Indonesia is one of the largest growing economies in Southeast Asia. GDP growth has been stable for the past 10 years – exceeding 5%, and it is projected at 5-7% up until 2025. The middle class is set to double by 2030, and there is a consequent movement from two-wheelers to the four-wheel vehicle variety.
Speaking at F+L Week 2019 on 7 March at the Grand Hyatt Singapore, BP’s Peter Molloy, President Director, BP/AKR Fuels Retail, revealed aggressive expansion plans for BPs retail fuel business in what is a “very attractive market.” The company is targeting to build 20 service stations in Indonesia this year and plans to build 350 over the next decade, selling BP fuels and its leading lubricants brands, including Castrol.
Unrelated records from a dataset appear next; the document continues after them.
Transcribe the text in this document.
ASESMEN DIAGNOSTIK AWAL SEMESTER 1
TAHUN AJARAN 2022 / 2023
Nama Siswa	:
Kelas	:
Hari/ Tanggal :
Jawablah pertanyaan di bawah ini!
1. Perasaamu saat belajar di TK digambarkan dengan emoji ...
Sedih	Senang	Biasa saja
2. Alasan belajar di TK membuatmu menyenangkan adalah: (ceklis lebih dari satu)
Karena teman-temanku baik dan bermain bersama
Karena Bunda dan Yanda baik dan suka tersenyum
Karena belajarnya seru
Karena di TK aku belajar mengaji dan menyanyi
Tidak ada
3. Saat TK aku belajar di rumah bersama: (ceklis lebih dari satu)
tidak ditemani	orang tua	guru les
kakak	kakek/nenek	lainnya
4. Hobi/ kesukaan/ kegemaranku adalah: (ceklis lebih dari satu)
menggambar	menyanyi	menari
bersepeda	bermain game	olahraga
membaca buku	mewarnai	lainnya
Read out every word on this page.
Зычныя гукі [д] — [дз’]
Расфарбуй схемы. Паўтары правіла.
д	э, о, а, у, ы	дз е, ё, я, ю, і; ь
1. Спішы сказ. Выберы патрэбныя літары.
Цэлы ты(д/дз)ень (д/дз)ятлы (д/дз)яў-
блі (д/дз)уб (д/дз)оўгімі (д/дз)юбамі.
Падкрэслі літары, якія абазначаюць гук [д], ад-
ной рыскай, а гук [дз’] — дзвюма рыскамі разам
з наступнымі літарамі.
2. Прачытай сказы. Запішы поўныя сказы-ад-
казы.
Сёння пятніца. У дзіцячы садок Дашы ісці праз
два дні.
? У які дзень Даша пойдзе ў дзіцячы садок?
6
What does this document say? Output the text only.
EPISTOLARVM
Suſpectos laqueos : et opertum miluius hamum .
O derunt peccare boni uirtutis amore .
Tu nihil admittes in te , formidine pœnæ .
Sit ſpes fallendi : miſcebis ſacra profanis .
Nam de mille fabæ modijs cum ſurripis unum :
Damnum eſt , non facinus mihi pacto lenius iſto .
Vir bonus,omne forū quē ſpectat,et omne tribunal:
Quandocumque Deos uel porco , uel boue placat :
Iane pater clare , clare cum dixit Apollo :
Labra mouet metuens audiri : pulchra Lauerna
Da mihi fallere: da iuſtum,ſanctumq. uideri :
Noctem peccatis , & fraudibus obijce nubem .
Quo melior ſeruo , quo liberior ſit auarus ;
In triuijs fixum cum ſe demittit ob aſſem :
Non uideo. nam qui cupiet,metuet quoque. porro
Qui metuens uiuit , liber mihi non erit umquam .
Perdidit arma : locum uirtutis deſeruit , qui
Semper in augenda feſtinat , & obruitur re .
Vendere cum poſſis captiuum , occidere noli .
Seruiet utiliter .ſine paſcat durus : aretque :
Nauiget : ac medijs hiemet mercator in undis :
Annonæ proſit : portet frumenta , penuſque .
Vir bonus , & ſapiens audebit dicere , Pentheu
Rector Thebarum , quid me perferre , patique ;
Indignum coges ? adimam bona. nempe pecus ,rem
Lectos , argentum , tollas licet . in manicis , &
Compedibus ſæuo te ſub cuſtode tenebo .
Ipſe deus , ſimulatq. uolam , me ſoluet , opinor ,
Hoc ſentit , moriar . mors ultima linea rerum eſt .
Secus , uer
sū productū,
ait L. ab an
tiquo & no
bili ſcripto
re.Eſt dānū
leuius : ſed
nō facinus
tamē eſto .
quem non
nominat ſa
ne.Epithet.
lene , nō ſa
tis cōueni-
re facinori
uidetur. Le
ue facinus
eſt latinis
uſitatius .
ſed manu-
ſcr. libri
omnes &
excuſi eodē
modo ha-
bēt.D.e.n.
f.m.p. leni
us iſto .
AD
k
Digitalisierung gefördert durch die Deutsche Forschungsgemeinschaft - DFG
Based on the current market share, this would propel BP to become the second largest fuel retailer in the region behind state-owned Pertamina, which currently holds 98% of the Indonesian market with almost 6,000 filling stations. Shell is currently the second largest with 90. However, in a market that is “completely under pumped,” Molloy acknowledges many of their competitors are also eyeing growth opportunities. At present, fuel companies cannot keep pace with the growth in Indonesia, says Molloy, with only 6,000 filling stations available for 260 million people, compared to 8,000 in the United Kingdom servicing a considerably smaller population.
Traditionally, oil companies enter a new market unilaterally, says Molloy. BP prefers local partnerships in many markets for speed to market and to avail of invaluable local knowledge, storage capability and logistics. In Indonesia, BP has partnered with well established local company AKR for its fuels retail business.
BP/AKR has opened five service stations in the past three months, with stores typically occupying a larger footprint – to encourage more diverse clientele, repeat customers, and drive other opportunities around convenience.